Press Complaints Commission raps Guardian over Mavi Marmara claim
The Guardian has been forced to clarify a story about the May 2010 Gaza flotilla, which tried to breach the Israeli blockade, suggesting that anti-Israel activists on board had been unarmed.
The story, published in May, reported on the Israeli government offering £4 million in compensation to the families of Turkish activists killed on the Mavi Marmara ship, which led the flotilla.
It claimed that Israeli naval commandos who had boarded the ship had “used lethal force against the unarmed passengers to end their resistance”.
A reader reported the newspaper to the Press Complaints Commission, which ruled that the Guardian had breached clause one of the commission’s code on accuracy.
In its decision, the PCC said the article had been “inaccurate and misleading” in claiming the Mavi Marmara passengers were “unarmed”.
The commission acknowledged that the UN’s Palmer Report into the flotilla had found that the Israeli soldiers had been attacked with slingshots and chains.
The PCC adjudication added: “In this instance, the commission considered that referring to the Mavi Marmara passengers as being ‘unarmed’, without mention of the weaponry which was acknowledged to have been used by the passengers, may have resulted in readers being significantly misled.”
A clarification added to the online version of the story on the Guardian website said the “reference in this article to passengers being ‘unarmed’ is used in conventional contrast to the IDF soldiers being armed with guns”, and made clear that the Palmer Report had found that the passengers were carrying “metal bars, chains, slingshots and staves”.
The New York-based CiF Watch, which monitors Guardian coverage of Israel, assisted the reader in complaining to the PCC and said it was “pleased” with the adjudication.
A CiF Watch spokesman said: “It is important that the Guardian should be reminded that while it may believe that it is free to act with impunity when it comes to its coverage of Israel, it will still be held to basic standards of honesty and accuracy in its discharge of its journalistic duties.”
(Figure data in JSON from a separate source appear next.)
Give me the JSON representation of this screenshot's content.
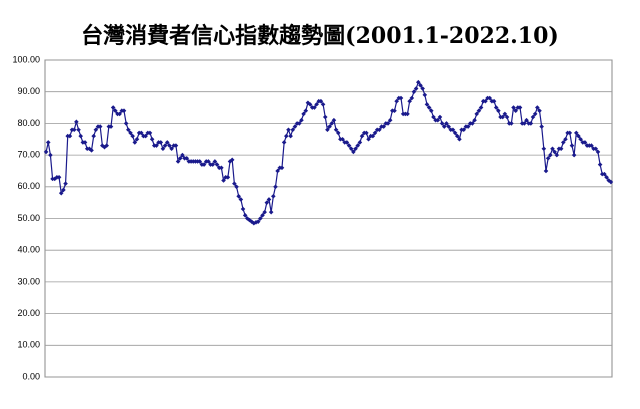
{
  "chart_data": {
    "type": "line",
    "title": "台灣消費者信心指數趨勢圖(2001.1-2022.10)",
    "color": "#1a1a8c",
    "grid": true,
    "ylim": [
      0,
      100
    ],
    "yticks": [
      {
        "value": 0,
        "label": "0.00"
      },
      {
        "value": 10,
        "label": "10.00"
      },
      {
        "value": 20,
        "label": "20.00"
      },
      {
        "value": 30,
        "label": "30.00"
      },
      {
        "value": 40,
        "label": "40.00"
      },
      {
        "value": 50,
        "label": "50.00"
      },
      {
        "value": 60,
        "label": "60.00"
      },
      {
        "value": 70,
        "label": "70.00"
      },
      {
        "value": 80,
        "label": "80.00"
      },
      {
        "value": 90,
        "label": "90.00"
      },
      {
        "value": 100,
        "label": "100.00"
      }
    ],
    "values": [
      71,
      74,
      70,
      62.5,
      62.5,
      63,
      63,
      58,
      59,
      61,
      76,
      76,
      78,
      78,
      80.5,
      78,
      76,
      74,
      74,
      72,
      72,
      71.5,
      76,
      78,
      79,
      79,
      73,
      72.5,
      73,
      79,
      79,
      85,
      84,
      83,
      83,
      84,
      84,
      80,
      78,
      77,
      76,
      74,
      75,
      77,
      77,
      76,
      76,
      77,
      77,
      75,
      73,
      73,
      74,
      74,
      72,
      73,
      74,
      73,
      72,
      73,
      73,
      68,
      69,
      70,
      69,
      69,
      68,
      68,
      68,
      68,
      68,
      68,
      67,
      67,
      68,
      68,
      67,
      67,
      68,
      67,
      66,
      66,
      62,
      63,
      63,
      68,
      68.5,
      61,
      60,
      57,
      56,
      53,
      51,
      50,
      49.5,
      49,
      48.5,
      48.8,
      49,
      50,
      51,
      52,
      55,
      56,
      52,
      57,
      60,
      65,
      66,
      66,
      74,
      76,
      78,
      76,
      78,
      79,
      80,
      80,
      81,
      83,
      84,
      86.5,
      86,
      85,
      85,
      86,
      87,
      87,
      86,
      82,
      78,
      79,
      80,
      81,
      78,
      77,
      75,
      75,
      74,
      74,
      73,
      72,
      71,
      72,
      73,
      74,
      76,
      77,
      77,
      75,
      76,
      76,
      77,
      78,
      78,
      79,
      79,
      80,
      80,
      81,
      84,
      84,
      87,
      88,
      88,
      83,
      83,
      83,
      87,
      88,
      90,
      91,
      93,
      92,
      91,
      89,
      86,
      85,
      84,
      82,
      81,
      81,
      82,
      80,
      79,
      80,
      79,
      78,
      78,
      77,
      76,
      75,
      78,
      78,
      79,
      79,
      80,
      80,
      81,
      83,
      84,
      85,
      87,
      87,
      88,
      88,
      87,
      87,
      85,
      84,
      82,
      82,
      83,
      82,
      80,
      80,
      85,
      84,
      85,
      85,
      80,
      80,
      81,
      80,
      80,
      82,
      83,
      85,
      84,
      79,
      72,
      65,
      69,
      70,
      72,
      71,
      70,
      72,
      72,
      74,
      75,
      77,
      77,
      73,
      70,
      77,
      76,
      75,
      74,
      74,
      73,
      73,
      73,
      72,
      72,
      71,
      67,
      64,
      64,
      63,
      62,
      61.5
    ]
  }
}
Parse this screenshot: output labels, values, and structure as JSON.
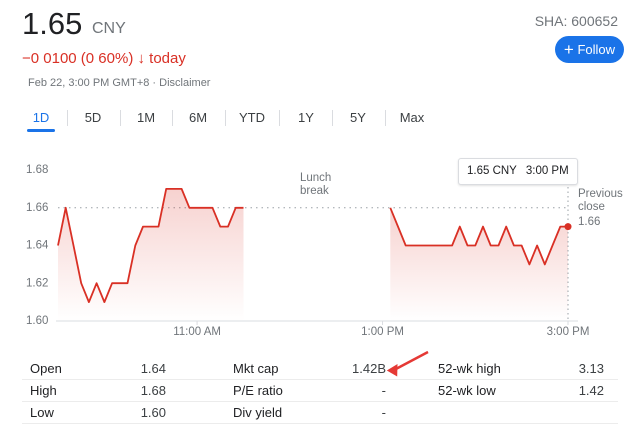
{
  "header": {
    "price": "1.65",
    "currency": "CNY",
    "change": "−0 0100 (0 60%)",
    "arrow": "↓",
    "period": "today",
    "timestamp": "Feb 22, 3:00 PM GMT+8 · Disclaimer",
    "ticker": "SHA: 600652",
    "follow": "Follow"
  },
  "tabs": [
    "1D",
    "5D",
    "1M",
    "6M",
    "YTD",
    "1Y",
    "5Y",
    "Max"
  ],
  "chart_data": {
    "type": "line",
    "color": "#d93025",
    "x": [
      570,
      575,
      580,
      585,
      590,
      595,
      600,
      605,
      610,
      615,
      620,
      625,
      630,
      635,
      640,
      645,
      650,
      655,
      660,
      665,
      670,
      675,
      680,
      685,
      690,
      720,
      785,
      790,
      795,
      800,
      805,
      810,
      815,
      820,
      825,
      830,
      835,
      840,
      845,
      850,
      855,
      860,
      865,
      870,
      875,
      880,
      885,
      890,
      895,
      900
    ],
    "values": [
      1.64,
      1.66,
      1.64,
      1.62,
      1.61,
      1.62,
      1.61,
      1.62,
      1.62,
      1.62,
      1.64,
      1.65,
      1.65,
      1.65,
      1.67,
      1.67,
      1.67,
      1.66,
      1.66,
      1.66,
      1.66,
      1.65,
      1.65,
      1.66,
      1.66,
      null,
      1.66,
      1.65,
      1.64,
      1.64,
      1.64,
      1.64,
      1.64,
      1.64,
      1.64,
      1.65,
      1.64,
      1.64,
      1.65,
      1.64,
      1.64,
      1.65,
      1.64,
      1.64,
      1.63,
      1.64,
      1.63,
      1.64,
      1.65,
      1.65
    ],
    "xlim": [
      570,
      900
    ],
    "xticks": [
      {
        "value": 660,
        "label": "11:00 AM"
      },
      {
        "value": 780,
        "label": "1:00 PM"
      },
      {
        "value": 900,
        "label": "3:00 PM"
      }
    ],
    "ylim": [
      1.6,
      1.68
    ],
    "yticks": [
      {
        "value": 1.6,
        "label": "1.60"
      },
      1.62,
      1.64,
      1.66,
      1.68
    ],
    "previous_close": {
      "label": "Previous close",
      "value": 1.66
    },
    "annotation": "Lunch break",
    "tooltip": {
      "price": "1.65 CNY",
      "time": "3:00 PM"
    }
  },
  "stats": [
    [
      {
        "label": "Open",
        "value": "1.64"
      },
      {
        "label": "Mkt cap",
        "value": "1.42B"
      },
      {
        "label": "52-wk high",
        "value": "3.13"
      }
    ],
    [
      {
        "label": "High",
        "value": "1.68"
      },
      {
        "label": "P/E ratio",
        "value": "-"
      },
      {
        "label": "52-wk low",
        "value": "1.42"
      }
    ],
    [
      {
        "label": "Low",
        "value": "1.60"
      },
      {
        "label": "Div yield",
        "value": "-"
      }
    ]
  ]
}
A Guardian spokesperson said: “The word ‘unarmed’ in our article was used in contrast to the ‘armed commandos’, which we genuinely intended and believed readers would understand as a reference to firearms.
“It was not to ignore the information contained in the Palmer Report. However, after further consideration we accepted the possible ambiguity in the term, which is why we proposed a footnote of clarification.
“The footnote was added promptly after the PCC agreed with us that it was an appropriate way to resolve the matter.”